Amendments to the ICTS Transaction Review Procedures

The Department has introduced several changes to the regulations governing the procedures for conducting reviews of ICTS Transactions in response to comments to the January 2021 interim final rule. 

  1. Criteria for Determining Whether an ICTS Transaction Poses an “Undue or Unacceptable Risk”

    In addition to clarifying that the Secretary of Commerce has discretion on whether to initiate a review of an ICTS transaction based on any information available to the Secretary, including referrals by other US Government agencies or on the Secretary’s own initiative, the Department has amended the criteria the Secretary will consider at Section 791.103(c) (15 CFR 791.103(c)) when determining whether an ICTS transaction poses an “undue or unacceptable risk.”  Changes to the criteria include:
    • Criteria applicable to connected software applications.  The Department has amended the list of criteria the Secretary will consider for determining whether ICTS transactions involving connected software applications pose an “undue or unacceptable risk” to include the following:
      • The number and sensitivity of users;
      • The scope and sensitivity of data that the application collects;
      • Use of the connected software application to conduct surveillance that enables espionage;
      • Regular, reliable third-party auditing of the application; and
      • The extent to which identified risks can be mitigated and verified.
    • Clarifying the downstream impact criterion for reviewing ICTS transactions.  The Department has replaced the criterion in Section 791.103(c)(7) originally described as “the nature of the vulnerability implicated by the ICTS Transaction” to describe more accurately “the nature and characteristics of the customer base, business relationships, and operating locations of the parties to the Covered ICTS Transaction.”
  2. Initial Determinations

    The Rule amends the procedures for issuing an initial determination in an ICTS transaction review, including notifying and consulting with appropriate heads of US Government agencies.  Agency heads that are notified of initial determinations will have 21 days to provide comments on the initial determination as part of the consultation process, and the same agency heads will be notified 21 days before the Secretary issues an initial determination.  The Secretary is not obligated to obtain consensus from agency heads but is directed to carefully consider the positions of agency heads before proceeding with issuing an initial determination.  The Rule also amends the regulations to give the Secretary discretion to publish the full text of an initial determination, a notice of an initial determination, or forgo publishing a notice of initial determination in the Federal Register altogether.  Finally, the Rule clarifies that parties to an ICTS transaction will be provided with the factual basis for supporting the Secretary’s initial determination to prohibit or permit (with mitigation measures) an ICTS transaction.  This will ensure that parties to an ICTS transaction have sufficient information to permit them to respond and comment on the initial determination.
  3. Response and Mitigation Procedures

    The January 2021 interim final rule provided a 30-day period for parties to respond to an initial determination from the Secretary to prohibit or permit (with mitigation) an ICTS transaction.  15 CFR 791.107.  The Rule amends this period for providing comments by establishing an initial 30-day period to respond, which could be extended up to an additional 30 days if, under the Secretary’s discretion, good cause is shown for such an extension.  The Rule highlights factors the Secretary will consider for granting such extensions, including the complexity of the ICTS transaction under review, the severity of the risks identified in the initial determination, and the impact an extension would have on the overall timeframe for review.  The Rule also imposes a 50-page limit on written submissions filed in response to an initial determination.
  4. Final Determinations

    The Rule implements several changes to the regulations governing final determinations in reviews of ICTS transactions.  Notably, and in contrast to initial determinations, the Secretary is required to seek concurrence from all appropriate agency heads to a final determination.  Agency heads are required to raise objections to final determinations within 14 days, and such objections must come from the applicable agency’s Deputy Secretary or equivalent level.  If an agency fails to respond to a final determination during the consultation phase, then such a non-response will be deemed to be acceptance of the final determination by that agency.

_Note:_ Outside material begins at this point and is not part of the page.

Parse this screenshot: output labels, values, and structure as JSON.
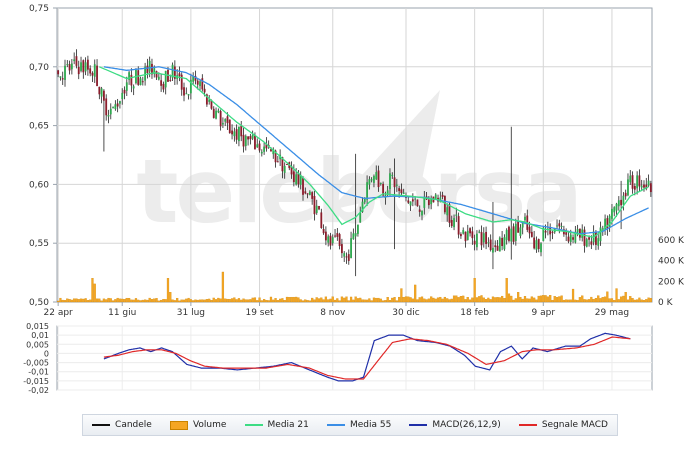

    The Rule also maintains the 180-day period for issuing a final determination originally set in the interim final rule but clarifies that the period runs from the date that the initial determination is served on relevant parties.  The Rule also grants the Secretary the discretion to extend this time limit (though the Department notes that ICTS transaction reviews conducted to date have been completed within the 180-day period set in the interim final rule).

    Finally, the Rule also amends the regulations to require that the Secretary issue a final determination when an initial determination has previously been issued, and to require publication of the notice of final determination in the Federal Register.  The Department determined that publication of the actual final determination is unnecessary and could result in more information being disclosed than is necessary to inform the public.

Penalties

Several commenters argued that the Department should amend the ICTS transaction review penalty provisions to incorporate an intentionality standard for violations that could lead to civil penalties.  The Department acknowledged that non-parties to an ICTS transaction reviewed by the Department could be liable for violating a prohibition against an ICTS transaction or the conditions in a mitigation agreement for a permitted ICTS transaction.  However, the Department acknowledged the concerns raised by some commenters, and amended the penalty provisions to (1) impose liability on persons who know or have reason to know that a mitigation agreement exists for an ICTS transaction, and (2) provide a list of activities that could lead to civil or criminal penalties at Section 791.200 (15 CFR 791.200).